Ground-breaking research into Parkinson’s disease will use robots as test subjects, reducing the need for animal testing.
Academics at Heriot-Watt University will collaborate with Brazil’s International Institute of Neuroscience over the next year to search for a cure for the debilitating disease.
The study will use data from robots in the UK, combining neuroscience expertise with robotics, computational brain modelling and machine learning.
This will be supplemented by data already recorded from animals in Brazil.
However, there will be no need for animal testing in the UK, as traditional methods of testing on rats will be replaced by robots.

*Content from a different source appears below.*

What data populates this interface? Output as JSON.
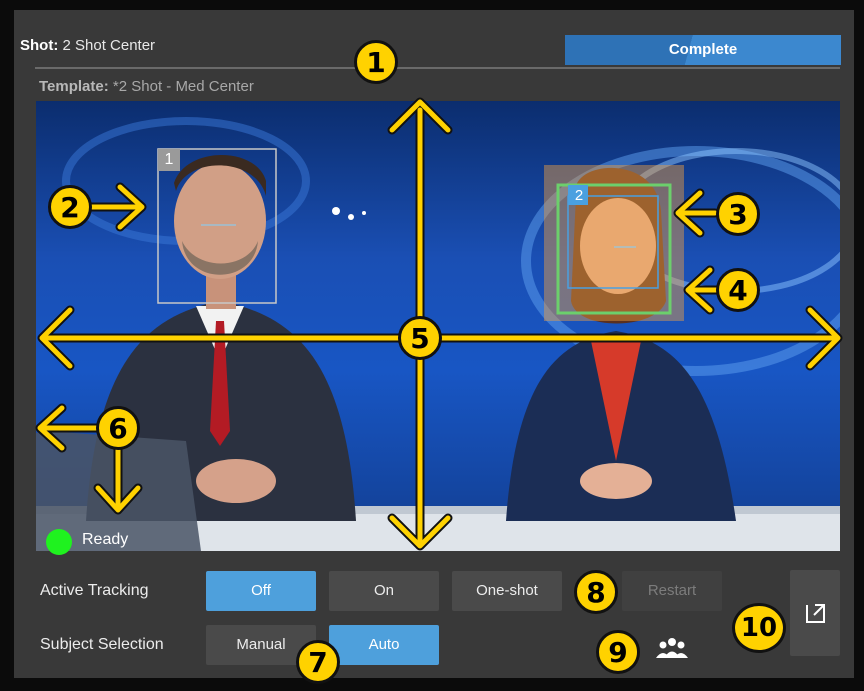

Despite years of research there is still no cure for Parkinson’s, a degenerative disease that causes tremors, loss of balance and slowing of movements.
It currently affects more than 3 per cent of people over the age of 65, with figures set to double in the next 15 years.

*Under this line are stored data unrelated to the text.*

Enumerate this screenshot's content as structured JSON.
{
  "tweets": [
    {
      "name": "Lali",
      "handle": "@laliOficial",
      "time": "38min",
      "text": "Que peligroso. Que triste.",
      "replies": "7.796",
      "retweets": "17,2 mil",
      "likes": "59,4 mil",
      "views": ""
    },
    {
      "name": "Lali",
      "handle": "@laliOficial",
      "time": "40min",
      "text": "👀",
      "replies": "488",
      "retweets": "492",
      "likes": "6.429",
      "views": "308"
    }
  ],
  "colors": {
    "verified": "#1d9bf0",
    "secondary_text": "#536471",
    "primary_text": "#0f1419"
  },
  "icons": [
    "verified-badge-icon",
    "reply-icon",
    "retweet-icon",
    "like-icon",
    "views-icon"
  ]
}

Dr Patricia Vargas, lead collaborator and founding director of the Robotics Laboratory at Heriot-Watt said: “This is a fantastic research project for our team to be working on.
“Not only will we possibly see new therapies for a life-limiting illness, but it will also reduce the need to use animals for research.

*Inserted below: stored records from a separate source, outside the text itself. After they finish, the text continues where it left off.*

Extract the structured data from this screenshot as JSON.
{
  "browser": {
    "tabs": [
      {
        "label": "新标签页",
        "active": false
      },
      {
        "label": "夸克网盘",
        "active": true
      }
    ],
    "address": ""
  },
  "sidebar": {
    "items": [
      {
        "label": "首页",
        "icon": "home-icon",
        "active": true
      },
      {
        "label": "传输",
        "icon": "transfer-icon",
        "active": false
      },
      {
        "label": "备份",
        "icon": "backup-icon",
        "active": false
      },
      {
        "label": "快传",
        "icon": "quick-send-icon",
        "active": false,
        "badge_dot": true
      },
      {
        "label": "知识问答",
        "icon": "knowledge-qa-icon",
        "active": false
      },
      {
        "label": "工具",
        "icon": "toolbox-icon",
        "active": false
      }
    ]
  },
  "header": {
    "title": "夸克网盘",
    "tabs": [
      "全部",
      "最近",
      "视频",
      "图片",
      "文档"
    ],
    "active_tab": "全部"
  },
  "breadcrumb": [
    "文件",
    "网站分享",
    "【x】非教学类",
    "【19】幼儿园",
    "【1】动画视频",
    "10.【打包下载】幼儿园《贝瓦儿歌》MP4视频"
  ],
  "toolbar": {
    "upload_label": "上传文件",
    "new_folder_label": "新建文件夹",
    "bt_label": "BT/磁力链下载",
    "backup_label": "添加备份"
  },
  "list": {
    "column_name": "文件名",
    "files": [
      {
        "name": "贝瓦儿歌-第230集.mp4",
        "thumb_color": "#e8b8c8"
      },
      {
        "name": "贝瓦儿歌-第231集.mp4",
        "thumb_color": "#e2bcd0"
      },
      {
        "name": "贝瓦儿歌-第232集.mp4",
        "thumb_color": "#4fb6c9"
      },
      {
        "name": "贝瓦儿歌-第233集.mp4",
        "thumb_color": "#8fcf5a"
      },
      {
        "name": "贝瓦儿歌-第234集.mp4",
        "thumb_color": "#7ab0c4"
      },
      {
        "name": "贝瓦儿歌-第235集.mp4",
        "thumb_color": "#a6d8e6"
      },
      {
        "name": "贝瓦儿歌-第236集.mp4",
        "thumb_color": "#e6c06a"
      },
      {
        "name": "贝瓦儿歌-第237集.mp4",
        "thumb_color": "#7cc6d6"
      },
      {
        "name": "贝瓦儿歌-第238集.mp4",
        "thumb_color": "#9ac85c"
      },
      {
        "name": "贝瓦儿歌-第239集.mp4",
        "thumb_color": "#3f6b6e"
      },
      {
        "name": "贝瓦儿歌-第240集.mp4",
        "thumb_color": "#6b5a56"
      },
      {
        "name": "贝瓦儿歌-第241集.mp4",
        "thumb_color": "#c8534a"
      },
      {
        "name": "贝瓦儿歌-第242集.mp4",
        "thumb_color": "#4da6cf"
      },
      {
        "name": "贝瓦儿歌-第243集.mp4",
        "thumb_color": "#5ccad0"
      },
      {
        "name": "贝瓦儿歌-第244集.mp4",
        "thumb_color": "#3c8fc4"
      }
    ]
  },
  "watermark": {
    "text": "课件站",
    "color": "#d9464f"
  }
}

“Parkinson’s disease affects individuals and families across the world and scientists in Brazil and worldwide have been working hard to come up with new therapies, but this project clearly demonstrates the positive affect robots can have on medical research, which can advance our knowledge about Parkinson’s beyond what is obtained through the use of anatomical and physiological studies alone.”
The study will see expertise shared between the Robotics Lab at Heriot-Watt University and the Edmond and Lily Safra International institute of Neuroscience in Natal, in the north-east of Brazil.
It has been financed with funding from The Newton Fund and Royal Society in UK under the Newton Advanced Fellowship scheme.
Charity Parkinson’s UK welcomed the opportunity to move away from animal testing in the fight against Parkinson’s. Annie Macleod, Scotland director at Parkinson’s UK, said: “As a charity, Parkinson’s UK subscribes to the “3 Rs” policy – to reduce, refine and replace the use of animals in research wherever possible. We warmly welcome this study and the potential it holds for reducing or replacing the use of animals in future.”
Latest Home Office figures show that more than 3.7 million animals were used as test subjects in the UK in 2017.
The new study has been announced as Heriot-Watt University embarks on a Year of Health campaign. This will involve a calendar of engagement that spans schools, communities, businesses and government.
Throughout 2019, the campaign will highlight the university’s research and the ground-breaking discoveries that are helping drive innovations in healthcare, diagnosis and treatment.